"Comparing Profiles of Mother and Teacher Rated Prosocial Behaviors: The Role of Gender and Ethnicity"
SRCD 2019 Biennial Conference
March 21-23, 2019
Title: Comparing Profiles of Mother and Teacher Rated Prosocial Behaviors: The Role of Gender and Ethnicity (Poster)
Session: Moral Development
Authors: Su Jiang, Ting-Lan Ma, Sandi Simpkins, Deborah Vandell, Nicole Zarrett
Abstract: Studies of prosocial behaviors have typically used a variable-centered approach to examine children’s propensity to help, offer comfort, and show concern for peers. There is some evidence (Veenstra et al 2008) that teachers and mothers use different criteria for rating children’s prosocial behavior. Less is known about how mothers and teachers’ perspectives of child prosocial behavior differentiate from each other and what contributes to the difference. This study took a pattern-centered approach to explore the profiles of mother- and teacher-report 4th grade prosocial behavior to understand the shared and unique perspectives of mothers and teachers, and to examine how gender and ethnicity associated with the differences between mothers and teachers’ perceptions of child prosocial behavior.
Data were drawn from the NICHD study of Early Childcare and Youth Development (n=877; 47% girls; 78% White, 10% African American, 7% Hispanic students). Mothers and teachers reported on nine aspects of children’s prosocial behaviors (e.g. friendly toward other children) at 4th grade (Ladd & Profilet, 1996). We conducted latent profile analysis on the 9 items in Mplus 8.0 using full information maximum likelihood estimation with robust SEs.

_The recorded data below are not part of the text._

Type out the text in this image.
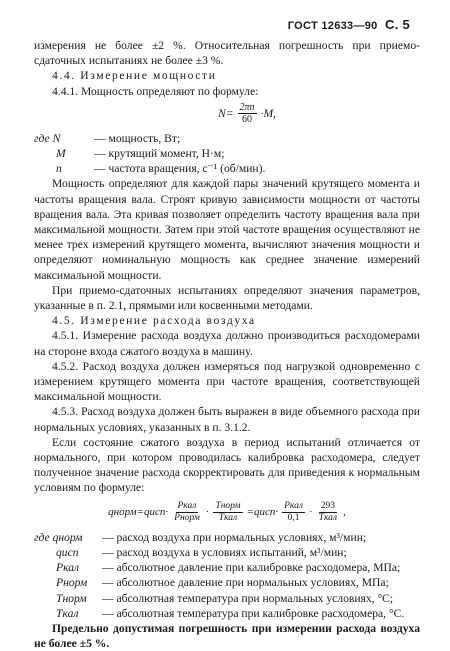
ГОСТ 12633—90 С. 5

измерения не более ±2 %. Относительная погрешность при приемо-сдаточных испытаниях не более ±3 %.

4.4. Измерение мощности

4.4.1. Мощность определяют по формуле:

$N= \frac{2\pi n}{60} \cdot M$,
где N	— мощность, Вт;
M	— крутящий момент, Н·м;
n	— частота вращения, с⁻¹ (об/мин).

Мощность определяют для каждой пары значений крутящего момента и частоты вращения вала. Строят кривую зависимости мощности от частоты вращения вала. Эта кривая позволяет определить частоту вращения вала при максимальной мощности. Затем при этой частоте вращения осуществляют не менее трех измерений крутящего момента, вычисляют значения мощности и определяют номинальную мощность как среднее значение измерений максимальной мощности.

При приемо-сдаточных испытаниях определяют значения параметров, указанные в п. 2.1, прямыми или косвенными методами.

4.5. Измерение расхода воздуха

4.5.1. Измерение расхода воздуха должно производиться расходомерами на стороне входа сжатого воздуха в машину.

4.5.2. Расход воздуха должен измеряться под нагрузкой одновременно с измерением крутящего момента при частоте вращения, соответствующей максимальной мощности.

4.5.3. Расход воздуха должен быть выражен в виде объемного расхода при нормальных условиях, указанных в п. 3.1.2.

Если состояние сжатого воздуха в период испытаний отличается от нормального, при котором проводилась калибровка расходомера, следует полученное значение расхода скорректировать для приведения к нормальным условиям по формуле:

qнорм=qисп· $\frac{\text{Pкал}}{\text{Pнорм}} \cdot \frac{\text{Tнорм}}{\text{Tкал}}$ =qисп· $\frac{\text{Pкал}}{0,1} \cdot \frac{293}{\text{Tкал}}$ ,
где qнорм	— расход воздуха при нормальных условиях, м³/мин;
qисп	— расход воздуха в условиях испытаний, м³/мин;
Pкал	— абсолютное давление при калибровке расходомера, МПа;
Pнорм	— абсолютное давление при нормальных условиях, МПа;
Tнорм	— абсолютная температура при нормальных условиях, °С;
Tкал	— абсолютная температура при калибровке расходомера, °С.

Предельно допустимая погрешность при измерении расхода воздуха не более ±5 %.
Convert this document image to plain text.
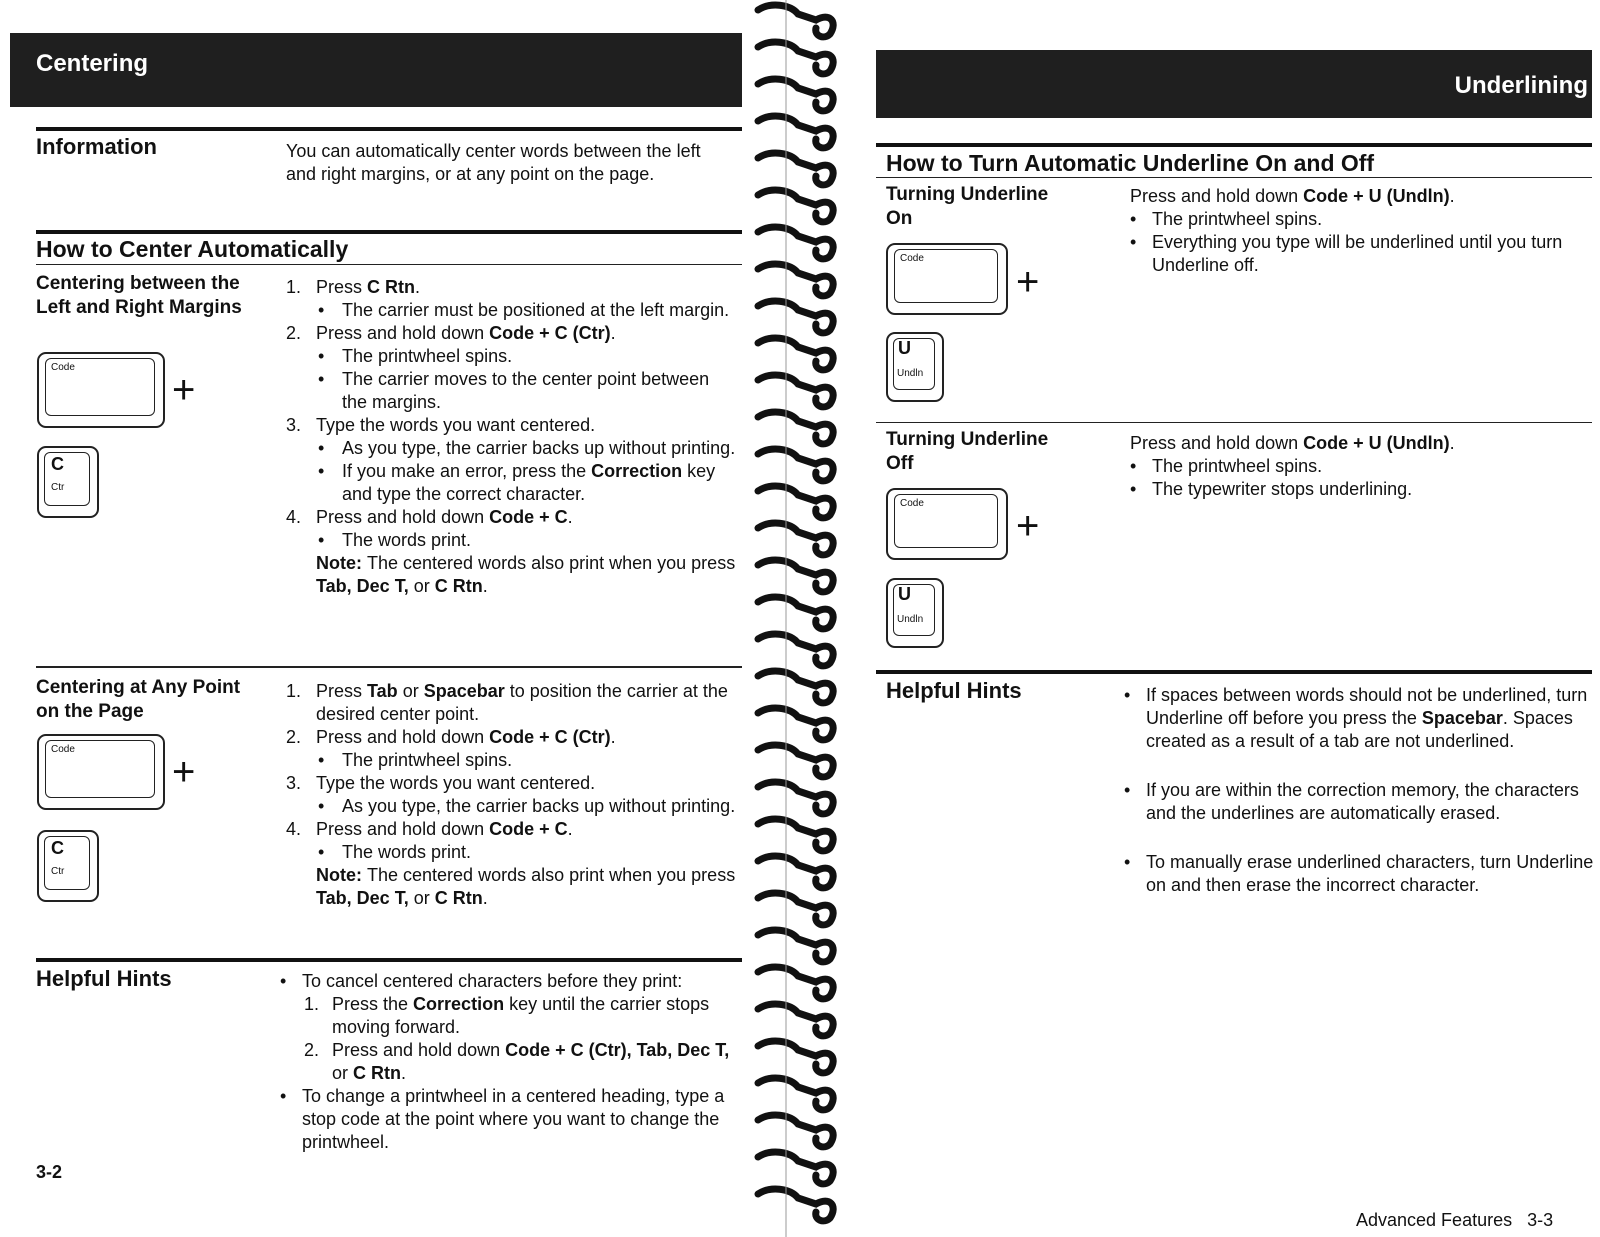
Centering
Information	You can automatically center words between the left and right margins, or at any point on the page.
How to Center Automatically
Centering between the Left and Right Margins
1. Press C Rtn.
• The carrier must be positioned at the left margin.
2. Press and hold down Code + C (Ctr).
• The printwheel spins.
• The carrier moves to the center point between the margins.
3. Type the words you want centered.
• As you type, the carrier backs up without printing.
• If you make an error, press the Correction key and type the correct character.
4. Press and hold down Code + C.
• The words print.
Note: The centered words also print when you press Tab, Dec T, or C Rtn.
Code
+
C
Ctr
Centering at Any Point on the Page
1. Press Tab or Spacebar to position the carrier at the desired center point.
2. Press and hold down Code + C (Ctr).
• The printwheel spins.
3. Type the words you want centered.
• As you type, the carrier backs up without printing.
4. Press and hold down Code + C.
• The words print.
Note: The centered words also print when you press Tab, Dec T, or C Rtn.
Code
+
C
Ctr
Helpful Hints	• To cancel centered characters before they print:
1. Press the Correction key until the carrier stops moving forward.
2. Press and hold down Code + C (Ctr), Tab, Dec T, or C Rtn.
• To change a printwheel in a centered heading, type a stop code at the point where you want to change the printwheel.
3-2
Underlining
How to Turn Automatic Underline On and Off
Turning Underline On
Press and hold down Code + U (Undln).
• The printwheel spins.
• Everything you type will be underlined until you turn Underline off.
Code
+
U
Undln
Turning Underline Off
Press and hold down Code + U (Undln).
• The printwheel spins.
• The typewriter stops underlining.
Code
+
U
Undln
Helpful Hints	• If spaces between words should not be underlined, turn Underline off before you press the Spacebar. Spaces created as a result of a tab are not underlined.
• If you are within the correction memory, the characters and the underlines are automatically erased.
• To manually erase underlined characters, turn Underline on and then erase the incorrect character.
Advanced Features   3-3
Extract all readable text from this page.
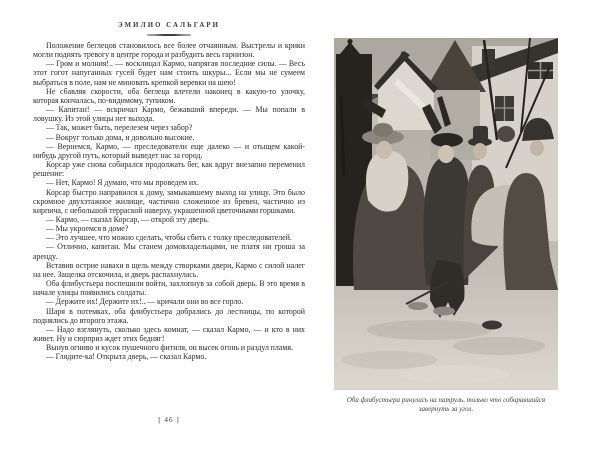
ЭМИЛИО САЛЬГАРИ

Положение беглецов становилось все более отчаянным. Выстрелы и крики могли поднять тревогу в центре города и разбудить весь гарнизон.

— Гром и молния!.. — восклицал Кармо, напрягая последние силы. — Весь этот гогот напуганных гусей будет нам стоить шкуры... Если мы не сумеем выбраться в поле, нам не миновать крепкой веревки на шею!

Не сбавляя скорости, оба беглеца влетели наконец в какую-то улочку, которая кончалась, по-видимому, тупиком.

— Капитан! — вскричал Кармо, бежавший впереди. — Мы попали в ловушку. Из этой улицы нет выхода.

— Так, может быть, перелезем через забор?

— Вокруг только дома, и довольно высокие.

— Вернемся, Кармо, — преследователи еще далеко — и отыщем какой-нибудь другой путь, который выведет нас за город.

Корсар уже снова собирался продолжать бег, как вдруг внезапно переменил решение:

— Нет, Кармо! Я думаю, что мы проведем их.

Корсар быстро направился к дому, замыкавшему выход на улицу. Это было скромное двухэтажное жилище, частично сложенное из бревен, частично из кирпича, с небольшой терраской наверху, украшенной цветочными горшками.

— Кармо, — сказал Корсар, — открой эту дверь.

— Мы укроемся в доме?

— Это лучшее, что можно сделать, чтобы сбить с толку преследователей.

— Отлично, капитан. Мы станем домовладельцами, не платя ни гроша за аренду.

Вставив острие навахи в щель между створками двери, Кармо с силой налег на нее. Защелка отскочила, и дверь распахнулась.

Оба флибустьера поспешили войти, захлопнув за собой дверь. В это время в начале улицы появились солдаты.

— Держите их! Держите их!.. — кричали они во все горло.

Шаря в потемках, оба флибустьера добрались до лестницы, по которой поднялись до второго этажа.

— Надо взглянуть, сколько здесь комнат, — сказал Кармо, — и кто в них живет. Ну и сюрприз ждет этих бедняг!

Вынув огниво и кусок пушечного фитиля, он высек огонь и раздул пламя.

— Глядите-ка! Открыта дверь, — сказал Кармо.

[ 46 ]
Оба флибустьера ринулись на патруль, только что собиравшийся завернуть за угол.
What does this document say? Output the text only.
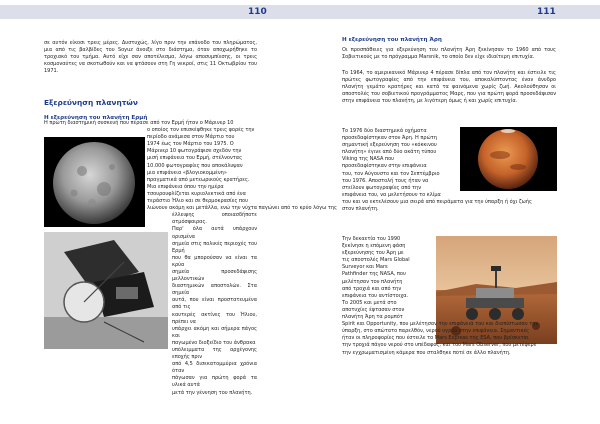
110

σε αυτόν είκοσι τρεις μέρες. Δυστυχώς, λίγο πριν την επάνοδο του πληρώματος, μια από τις βαλβίδες του Soyuz άνοιξε στο διάστημα, όταν αποχωρήθηκε το τροχιακό του τμήμα. Αυτό είχε σαν αποτέλεσμα, λόγω αποσυμπίεσης, οι τρεις κοσμοναύτες να σκοτωθούν και να φτάσουν στη Γη νεκροί, στις 11 Οκτωβρίου του 1971.

Εξερεύνηση πλανητών
Η εξερεύνηση του πλανήτη Ερμή
Η πρώτη διαστημική συσκευή που πέρασε από τον Ερμή ήταν ο Μάρινερ 10
ο οποίος τον επισκέφθηκε τρεις φορές την
περίοδο ανάμεσα στον Μάρτιο του
1974 έως τον Μάρτιο του 1975. Ο
Μάρινερ 10 φωτογράφισε σχεδόν την
μισή επιφάνεια του Ερμή, στέλνοντας
10.000 φωτογραφίες που αποκάλυψαν
μια επιφάνεια «βλογιοκομμένη»
πραγματικά από μετεωρικούς κρατήρες.
Μια επιφάνεια όπου την ημέρα
τσουρουφλίζεται κυριολεκτικά από ένα
τεράστιο Ήλιο και σε θερμοκρασίες που
λιώνουν ακόμη και μετάλλα, ενώ την νύχτα παγώνει από το κρύο λόγω της
έλλειψης οποιασδήποτε ατμόσφαιρας.
Παρ' όλα αυτά υπάρχουν ορισμένα
σημεία στις πολικές περιοχές του Ερμή
που θα μπορούσαν να είναι τα κρύα
σημεία προσεδάφισης μελλοντικών
διαστημικών αποστολών. Στα σημεία
αυτά, που είναι προστατευμένα από τις
καυτερές ακτίνες του Ήλιου, πρέπει να
υπάρχει ακόμη και σήμερα πάγος και
παγωμένο διοξείδιο του άνθρακα
υπόλειμματα της αρχέγονης εποχής πριν
από 4,5 δισεκατομμύρια χρόνια όταν
πάγωσαν για πρώτη φορά τα υλικά αυτά
μετά την γέννηση του πλανήτη.
111
Η εξερεύνηση του πλανήτη Άρη

Οι προσπάθειες για εξερεύνηση του πλανήτη Άρη ξεκίνησαν το 1960 από τους Σοβιετικούς με το πρόγραμμα Marsnik, το οποίο δεν είχε ιδιαίτερη επιτυχία.

Το 1964, το αμερικανικό Μάρινερ 4 πέρασε δίπλα από τον πλανήτη και έστειλε τις πρώτες φωτογραφίες από την επιφάνεια του, αποκαλύπτοντας έναν άνυδρο πλανήτη γεμάτο κρατήρες και κατά τα φαινόμενα χωρίς ζωή. Ακολούθησαν οι αποστολές του σοβιετικού προγράμματος Μαρς, που για πρώτη φορά προσεδάφισαν στην επιφάνεια του πλανήτη, με λιγότερη όμως ή και χωρίς επιτυχία.

Το 1976 δύο διαστημικά οχήματα
προσεδαφίστηκαν στον Άρη. Η πρώτη
σημαντική εξερεύνηση του «κόκκινου
πλανήτη» έγινε από δύο ακάτη τύπου
Viking της NASA που
προσεδαφίστηκαν στην επιφάνεια
του, τον Αύγουστο και τον Σεπτέμβριο
του 1976. Αποστολή τους ήταν να
στείλουν φωτογραφίες από την
επιφάνεια του, να μελετήσουν το κλίμα
του και να εκτελέσουν μια σειρά από πειράματα για την ύπαρξη ή όχι ζωής
στον πλανήτη.
Την δεκαετία του 1990
ξεκίνησε η επόμενη φάση
εξερεύνησης του Άρη με
τις αποστολές Mars Global
Surveyor και Mars
Pathfinder της NASA, που
μελέτησαν τον πλανήτη
από τροχιά και από την
επιφάνεια του αντίστοιχα.
Το 2005 και μετά στο
αποτυχίες έφτασαν στον
πλανήτη Άρη τα ρομπότ
Spirit και Opportunity, που μελέτησαν την επιφάνειά του και διαπίστωσαν την
ύπαρξη, στο απώτατο παρελθόν, νερού υγρού στην επιφάνεια. Σημαντικές
ήταν οι πληροφορίες που έστειλε το Mars Express της ESA, που βρίσκεται
την τροχιά πάγου νερού στο υπέδαφος, και του Mars Observer, που μετέφερε
την εγχρωματισμένη κάμερα που σταλθηκε ποτέ σε άλλο πλανήτη.
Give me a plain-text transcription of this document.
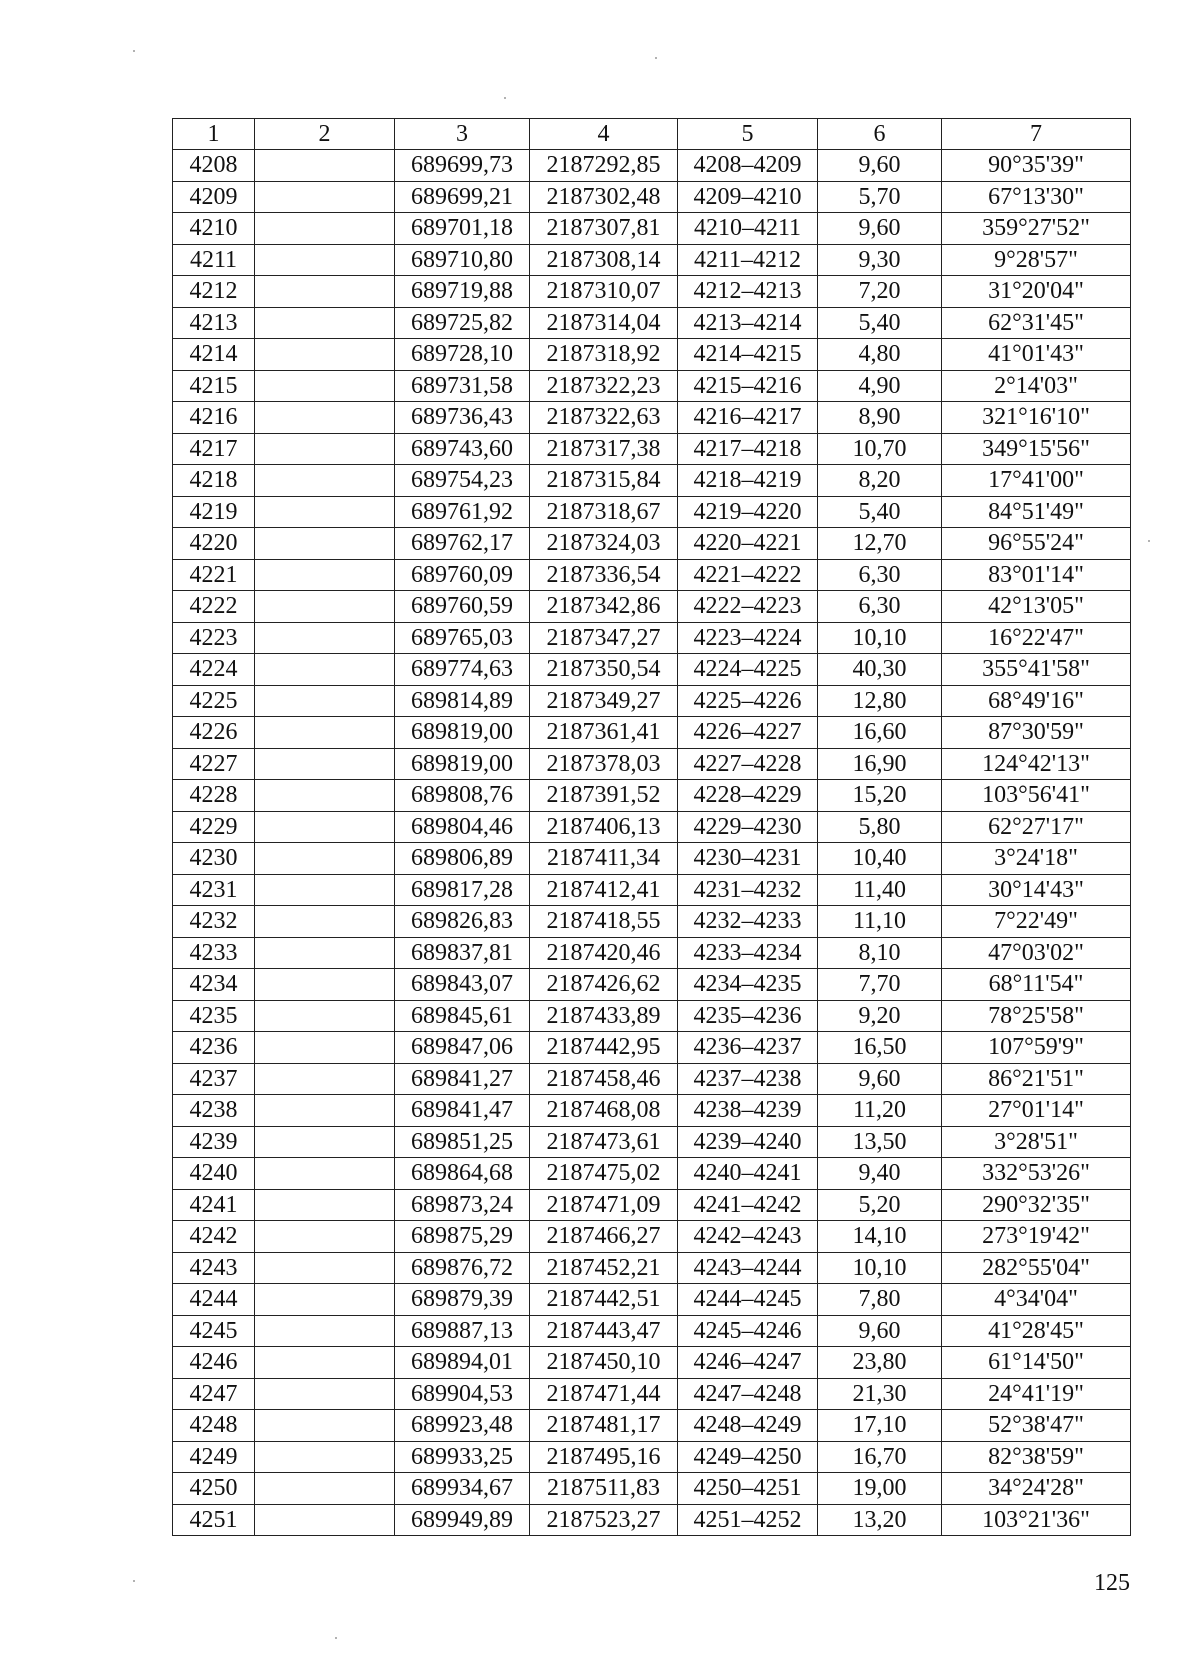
1	2	3	4	5	6	7
4208		689699,73	2187292,85	4208–4209	9,60	90°35'39"
4209		689699,21	2187302,48	4209–4210	5,70	67°13'30"
4210		689701,18	2187307,81	4210–4211	9,60	359°27'52"
4211		689710,80	2187308,14	4211–4212	9,30	9°28'57"
4212		689719,88	2187310,07	4212–4213	7,20	31°20'04"
4213		689725,82	2187314,04	4213–4214	5,40	62°31'45"
4214		689728,10	2187318,92	4214–4215	4,80	41°01'43"
4215		689731,58	2187322,23	4215–4216	4,90	2°14'03"
4216		689736,43	2187322,63	4216–4217	8,90	321°16'10"
4217		689743,60	2187317,38	4217–4218	10,70	349°15'56"
4218		689754,23	2187315,84	4218–4219	8,20	17°41'00"
4219		689761,92	2187318,67	4219–4220	5,40	84°51'49"
4220		689762,17	2187324,03	4220–4221	12,70	96°55'24"
4221		689760,09	2187336,54	4221–4222	6,30	83°01'14"
4222		689760,59	2187342,86	4222–4223	6,30	42°13'05"
4223		689765,03	2187347,27	4223–4224	10,10	16°22'47"
4224		689774,63	2187350,54	4224–4225	40,30	355°41'58"
4225		689814,89	2187349,27	4225–4226	12,80	68°49'16"
4226		689819,00	2187361,41	4226–4227	16,60	87°30'59"
4227		689819,00	2187378,03	4227–4228	16,90	124°42'13"
4228		689808,76	2187391,52	4228–4229	15,20	103°56'41"
4229		689804,46	2187406,13	4229–4230	5,80	62°27'17"
4230		689806,89	2187411,34	4230–4231	10,40	3°24'18"
4231		689817,28	2187412,41	4231–4232	11,40	30°14'43"
4232		689826,83	2187418,55	4232–4233	11,10	7°22'49"
4233		689837,81	2187420,46	4233–4234	8,10	47°03'02"
4234		689843,07	2187426,62	4234–4235	7,70	68°11'54"
4235		689845,61	2187433,89	4235–4236	9,20	78°25'58"
4236		689847,06	2187442,95	4236–4237	16,50	107°59'9"
4237		689841,27	2187458,46	4237–4238	9,60	86°21'51"
4238		689841,47	2187468,08	4238–4239	11,20	27°01'14"
4239		689851,25	2187473,61	4239–4240	13,50	3°28'51"
4240		689864,68	2187475,02	4240–4241	9,40	332°53'26"
4241		689873,24	2187471,09	4241–4242	5,20	290°32'35"
4242		689875,29	2187466,27	4242–4243	14,10	273°19'42"
4243		689876,72	2187452,21	4243–4244	10,10	282°55'04"
4244		689879,39	2187442,51	4244–4245	7,80	4°34'04"
4245		689887,13	2187443,47	4245–4246	9,60	41°28'45"
4246		689894,01	2187450,10	4246–4247	23,80	61°14'50"
4247		689904,53	2187471,44	4247–4248	21,30	24°41'19"
4248		689923,48	2187481,17	4248–4249	17,10	52°38'47"
4249		689933,25	2187495,16	4249–4250	16,70	82°38'59"
4250		689934,67	2187511,83	4250–4251	19,00	34°24'28"
4251		689949,89	2187523,27	4251–4252	13,20	103°21'36"
125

The four-class solution as the best fit for both mother and teacher reports based on multiple fit indices. The profiles consisted of children who are rated as highly prosocial on all 9 behaviors (labeled high prosocial) (n=621 for mothers, n=595 for teachers), highly friendly but less kind (labeled friendly but less kind) (n=166 for mothers, n=67 for teachers), highly kind but less friendly (labeled kind but less friendly) (n=37 for mothers, n=58 for teachers), and low in all prosocial behaviors (labeled low prosocial) (n=53 for mothers, n=157 for teachers).
Between mothers and teachers’ latent profiles on prosocial behavior, there is more consistency in high prosocial and low prosocial groups and less consistency in groups in between, for example, students who were rated friendly but less kind by mother overrepresented in teacher report low prosocial group. Chi-square tests suggest that girls and White students were overrepresented in the high prosocial group as rated by mothers and teachers. In contrast, African American students were overrepresented in the low prosocial group as rated by both reporters. Multinomial logistic regression tests were conducted to predict teacher report prosocial profile numbers (1-low prosocial, 4-high prosocial) using gender and ethnicity controlling for mother report profiles. Results suggest that comparing to mothers, teachers would rate males and African American students into low prosocial profile.
Mother and teacher reports of students’ 4th grade prosocial behavior demonstrated the consistent patterns of children’ prosocial behavior. However, the disparity of the composition of each profile between mothers and teachers’ perceptions of children prosocial behavior not only demonstrates mothers and teachers use difference criteria for rating children’s prosocial behavior, it also underscored the existence of the stereotypic gender roles that females are expected and believed to be friendlier and more prosocial, and the ethnicity bias that African American students are less prosocial than other ethnic groups.